Clouds of Glory is excellent because, in it, Korda shows that. By describing Lee’s entire life in vivid detail, Korda shows the reader the extent of Lee’s virtue and greatness. Overall, it is well-written, well-researched, full of interesting quotes and primary sources, and does a good job of presenting his life fully rather than only partially. It’s exactly what you’d want from an introductory biography.
Well, almost exactly. The one problem with the book is that Korda spends an absurd amount of time talking about slavery and its evils. Not all at once, there’s no chapter on it. Rather, Korda brings the subject up time and time again, constantly picking at that old wound for no real reason.
It would be one thing if Clouds of Glory were about the antebellum South. Then, the constant mentioning of slavery might have been sensical. But it’s not. It’s a biography of Robert E. Lee and slavery was not a major part of his life. He only briefly owned slaves, was against the system, and wasn’t fighting for it. That’s all that needed to be said and Korda’s continued focus on it is the main weakness of Clouds of Glory. It’s unnecessary, distracts the reader from what should be the main point, the greatness of Lee’s character, and is blown far out of proportion.

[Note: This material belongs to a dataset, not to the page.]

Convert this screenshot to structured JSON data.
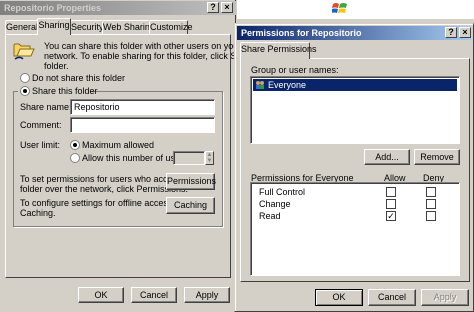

Despite that, Clouds of Glory is mostly excellent and is a reasonably good book. But it would have been far stronger had the discussion of slavery been much diminished.
So, the $20 question: should you read Clouds of Glory? Yes. Absolutely yes. It’s full of fun stories, illuminating anecdotes, and a plethora of other information that will teach you the truth about Robert E Lee. You should absolutely read it.